I sent my 5-year-old to kindergarten in a brewery tee-shirt… (BY ACCIDENT)
Poor guy, look how cute he is.
Anyways, the teachers did not think it was funny. They didn’t write him up, but they did send a note home, citing the code of conduct.
I take 100% responsibility for this and guess I need to pay more attention to what my children wear as we wade through the morning bustle of making it to the bus.
And to the teachers, they are just following the rules, earning their keep, I get it.
Speaking of earnings, I haven’t written about earnings of a brewery in quite a while.
Most of you have heard of the acronym EBITDA (earnings before interest, taxes, depreciation, and amortization).
We track EBITDA for our customers because it is a validation test to see how much cash the business is retaining.
The more pricing flexibility a business has, the better the EBITDA. I mean, who doesn’t want real time pricing flexibility?
Taproom models (DTC) have pricing flexibility. Meaning they can raise and lower prices as they want to. This has been especially useful in the past five years while the cost of everything has increased.
Wholesale heavy breweries do not share in the same fortune. Their pricing is tied to a market… the whole craft beverage market. So if the cost of ingredients and packaging has gone up 15%, per year, over the past five years…
Let me hear from all my wholesale breweries, have you increased the price 15% per year for the past five years?
This is why I get so pissed off when a craft brewery thinks they can create a cute lager and compete with price on the grocery store shelves. 12-packs, 18-packs, please… stop now.
Back to earnings.
Wholesale, what’s your plan?
If you can’t be nimble on pricing, and you can’t increase volume by 20x, then what do you do to stay in the game?

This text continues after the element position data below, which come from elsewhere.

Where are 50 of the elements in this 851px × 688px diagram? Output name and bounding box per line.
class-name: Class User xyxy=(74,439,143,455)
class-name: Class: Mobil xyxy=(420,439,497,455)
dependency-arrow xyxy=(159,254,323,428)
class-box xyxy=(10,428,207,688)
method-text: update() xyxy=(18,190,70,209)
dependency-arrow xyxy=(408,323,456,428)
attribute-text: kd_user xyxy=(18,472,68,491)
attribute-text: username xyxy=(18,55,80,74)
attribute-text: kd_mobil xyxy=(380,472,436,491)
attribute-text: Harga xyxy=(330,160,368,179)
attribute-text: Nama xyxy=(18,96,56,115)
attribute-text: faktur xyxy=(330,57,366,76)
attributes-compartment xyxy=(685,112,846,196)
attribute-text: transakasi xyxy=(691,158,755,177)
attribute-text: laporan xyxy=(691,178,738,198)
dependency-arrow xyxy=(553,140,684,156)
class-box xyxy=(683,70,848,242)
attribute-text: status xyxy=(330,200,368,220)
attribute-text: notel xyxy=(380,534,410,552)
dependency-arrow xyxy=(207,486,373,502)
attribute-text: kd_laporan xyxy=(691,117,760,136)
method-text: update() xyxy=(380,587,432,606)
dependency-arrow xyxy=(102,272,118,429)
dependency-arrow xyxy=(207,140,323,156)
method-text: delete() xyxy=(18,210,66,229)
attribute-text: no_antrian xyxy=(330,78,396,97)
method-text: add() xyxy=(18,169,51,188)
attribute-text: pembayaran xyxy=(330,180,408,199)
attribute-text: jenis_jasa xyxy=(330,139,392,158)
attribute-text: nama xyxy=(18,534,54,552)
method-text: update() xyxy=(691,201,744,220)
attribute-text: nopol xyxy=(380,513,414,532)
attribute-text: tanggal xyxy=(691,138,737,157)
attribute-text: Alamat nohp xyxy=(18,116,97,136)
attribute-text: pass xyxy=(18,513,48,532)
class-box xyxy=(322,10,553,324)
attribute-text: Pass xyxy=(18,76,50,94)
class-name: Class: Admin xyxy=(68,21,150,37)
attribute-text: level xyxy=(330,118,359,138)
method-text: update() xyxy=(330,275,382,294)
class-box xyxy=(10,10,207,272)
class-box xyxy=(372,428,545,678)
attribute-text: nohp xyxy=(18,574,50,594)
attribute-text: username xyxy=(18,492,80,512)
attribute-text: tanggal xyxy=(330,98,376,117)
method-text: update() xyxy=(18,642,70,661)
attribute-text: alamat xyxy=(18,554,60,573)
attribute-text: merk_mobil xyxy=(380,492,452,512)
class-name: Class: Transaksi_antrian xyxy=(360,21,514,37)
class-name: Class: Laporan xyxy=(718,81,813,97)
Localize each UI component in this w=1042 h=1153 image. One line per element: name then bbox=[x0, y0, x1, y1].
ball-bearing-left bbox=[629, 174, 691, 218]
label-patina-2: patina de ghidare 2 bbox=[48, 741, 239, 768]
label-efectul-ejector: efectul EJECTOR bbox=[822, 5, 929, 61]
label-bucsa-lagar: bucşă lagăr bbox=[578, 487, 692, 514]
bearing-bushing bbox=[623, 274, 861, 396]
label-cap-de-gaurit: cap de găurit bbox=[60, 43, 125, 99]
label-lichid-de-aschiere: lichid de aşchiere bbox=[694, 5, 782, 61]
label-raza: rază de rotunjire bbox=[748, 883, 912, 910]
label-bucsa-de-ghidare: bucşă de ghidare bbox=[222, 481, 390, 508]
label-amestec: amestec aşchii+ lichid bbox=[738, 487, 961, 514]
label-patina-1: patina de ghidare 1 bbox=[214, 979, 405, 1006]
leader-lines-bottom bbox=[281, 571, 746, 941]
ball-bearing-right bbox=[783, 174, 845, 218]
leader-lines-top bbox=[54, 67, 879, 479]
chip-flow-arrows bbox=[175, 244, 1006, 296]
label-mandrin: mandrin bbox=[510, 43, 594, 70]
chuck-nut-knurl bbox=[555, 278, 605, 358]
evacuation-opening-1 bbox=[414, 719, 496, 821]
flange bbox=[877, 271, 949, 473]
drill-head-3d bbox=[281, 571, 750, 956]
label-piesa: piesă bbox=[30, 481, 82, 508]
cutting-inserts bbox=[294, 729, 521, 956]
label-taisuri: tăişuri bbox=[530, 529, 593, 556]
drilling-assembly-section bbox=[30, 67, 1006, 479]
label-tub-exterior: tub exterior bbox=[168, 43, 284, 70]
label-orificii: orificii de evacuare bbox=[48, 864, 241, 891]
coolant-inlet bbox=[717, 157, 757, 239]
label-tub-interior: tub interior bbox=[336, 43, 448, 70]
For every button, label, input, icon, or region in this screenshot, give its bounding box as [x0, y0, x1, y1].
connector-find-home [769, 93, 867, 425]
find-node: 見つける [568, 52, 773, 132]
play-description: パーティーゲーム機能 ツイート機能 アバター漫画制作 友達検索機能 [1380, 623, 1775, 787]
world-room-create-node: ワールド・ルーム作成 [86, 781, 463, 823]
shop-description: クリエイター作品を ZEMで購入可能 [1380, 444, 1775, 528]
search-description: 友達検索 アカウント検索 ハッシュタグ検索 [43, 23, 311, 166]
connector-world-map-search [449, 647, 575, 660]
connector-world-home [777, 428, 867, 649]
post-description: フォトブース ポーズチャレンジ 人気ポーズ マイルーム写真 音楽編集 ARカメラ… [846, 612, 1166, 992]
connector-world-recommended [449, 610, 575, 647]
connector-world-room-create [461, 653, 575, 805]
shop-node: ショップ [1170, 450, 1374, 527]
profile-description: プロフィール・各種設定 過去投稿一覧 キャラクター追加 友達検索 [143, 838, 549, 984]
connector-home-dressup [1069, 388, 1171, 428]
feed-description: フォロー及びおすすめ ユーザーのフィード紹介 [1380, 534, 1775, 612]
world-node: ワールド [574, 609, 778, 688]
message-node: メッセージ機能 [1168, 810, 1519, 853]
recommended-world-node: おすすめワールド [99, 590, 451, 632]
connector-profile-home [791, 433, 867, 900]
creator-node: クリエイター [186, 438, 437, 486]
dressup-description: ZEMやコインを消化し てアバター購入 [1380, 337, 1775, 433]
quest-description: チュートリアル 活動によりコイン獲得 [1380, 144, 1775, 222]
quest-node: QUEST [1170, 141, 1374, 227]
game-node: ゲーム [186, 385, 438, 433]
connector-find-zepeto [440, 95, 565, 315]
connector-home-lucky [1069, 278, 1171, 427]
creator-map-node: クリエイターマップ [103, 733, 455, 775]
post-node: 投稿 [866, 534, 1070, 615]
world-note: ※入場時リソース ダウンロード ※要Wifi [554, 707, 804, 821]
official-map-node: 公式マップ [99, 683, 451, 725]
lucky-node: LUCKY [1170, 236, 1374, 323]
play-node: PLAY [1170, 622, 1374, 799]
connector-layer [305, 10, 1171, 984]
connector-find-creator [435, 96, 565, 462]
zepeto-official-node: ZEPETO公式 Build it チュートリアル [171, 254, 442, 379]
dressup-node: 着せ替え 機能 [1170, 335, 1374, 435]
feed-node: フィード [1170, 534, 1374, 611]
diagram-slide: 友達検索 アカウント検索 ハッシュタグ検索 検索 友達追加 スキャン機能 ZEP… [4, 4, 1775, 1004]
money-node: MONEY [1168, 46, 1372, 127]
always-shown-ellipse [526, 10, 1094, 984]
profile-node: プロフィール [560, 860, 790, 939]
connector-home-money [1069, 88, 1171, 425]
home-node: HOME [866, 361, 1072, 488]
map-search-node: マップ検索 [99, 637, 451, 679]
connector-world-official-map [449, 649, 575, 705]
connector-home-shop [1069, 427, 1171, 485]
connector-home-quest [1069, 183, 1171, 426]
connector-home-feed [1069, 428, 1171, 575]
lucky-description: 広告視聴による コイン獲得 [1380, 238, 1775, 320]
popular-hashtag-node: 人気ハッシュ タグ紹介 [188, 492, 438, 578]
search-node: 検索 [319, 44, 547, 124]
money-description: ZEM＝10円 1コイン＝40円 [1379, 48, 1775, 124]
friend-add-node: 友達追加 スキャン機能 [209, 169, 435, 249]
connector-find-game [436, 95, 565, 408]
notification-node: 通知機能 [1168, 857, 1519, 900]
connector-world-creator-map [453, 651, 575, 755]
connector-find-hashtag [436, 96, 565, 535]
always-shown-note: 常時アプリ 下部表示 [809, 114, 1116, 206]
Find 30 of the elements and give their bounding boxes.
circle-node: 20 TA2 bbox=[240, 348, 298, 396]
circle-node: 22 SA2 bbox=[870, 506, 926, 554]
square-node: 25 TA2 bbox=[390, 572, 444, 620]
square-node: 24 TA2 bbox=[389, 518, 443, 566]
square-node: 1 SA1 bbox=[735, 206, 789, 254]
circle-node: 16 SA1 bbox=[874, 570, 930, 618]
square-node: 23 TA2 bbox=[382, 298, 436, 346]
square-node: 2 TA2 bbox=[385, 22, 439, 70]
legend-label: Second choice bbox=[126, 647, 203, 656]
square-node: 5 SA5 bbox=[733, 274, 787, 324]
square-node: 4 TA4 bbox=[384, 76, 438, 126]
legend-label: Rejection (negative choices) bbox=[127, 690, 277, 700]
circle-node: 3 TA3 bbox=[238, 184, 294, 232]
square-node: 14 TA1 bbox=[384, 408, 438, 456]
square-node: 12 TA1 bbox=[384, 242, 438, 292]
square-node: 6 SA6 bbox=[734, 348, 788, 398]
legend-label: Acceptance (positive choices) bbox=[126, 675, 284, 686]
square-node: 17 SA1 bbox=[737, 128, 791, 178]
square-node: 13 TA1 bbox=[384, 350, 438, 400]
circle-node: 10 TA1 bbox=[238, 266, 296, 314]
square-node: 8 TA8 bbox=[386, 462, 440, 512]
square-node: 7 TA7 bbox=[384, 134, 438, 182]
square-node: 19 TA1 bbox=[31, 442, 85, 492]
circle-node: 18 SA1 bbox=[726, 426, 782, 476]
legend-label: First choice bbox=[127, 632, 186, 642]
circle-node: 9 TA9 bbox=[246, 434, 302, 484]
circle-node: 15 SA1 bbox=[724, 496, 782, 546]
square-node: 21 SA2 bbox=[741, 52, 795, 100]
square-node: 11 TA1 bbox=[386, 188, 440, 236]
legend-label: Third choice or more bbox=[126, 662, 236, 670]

All of our research leads back to one thing:
Controlling general and administrative expenses.
We looked at 15 breweries, all wholesale dominant, and noticed that these businesses can maintain solid EBITDA if they have their G&A expenses in check.
Wholesale dominant breweries are defined by >80% of their revenue coming from wholesale sales. Breweries in this category should land between 1%-5% in EBITDA as a percentage of gross receipts at the end of the year.
Let this all sink in for a minute.
How does this look in practice?
If a brewery produces 5,500 bbl per year, 90% is sold through wholesale. $350 per bbl would put them around $1.7m in gross receipts, add in taproom, and total receipts should be around $2.2m. If the brewery is shooting for 3% earnings, this brewery would keep just under $70,000 for the year.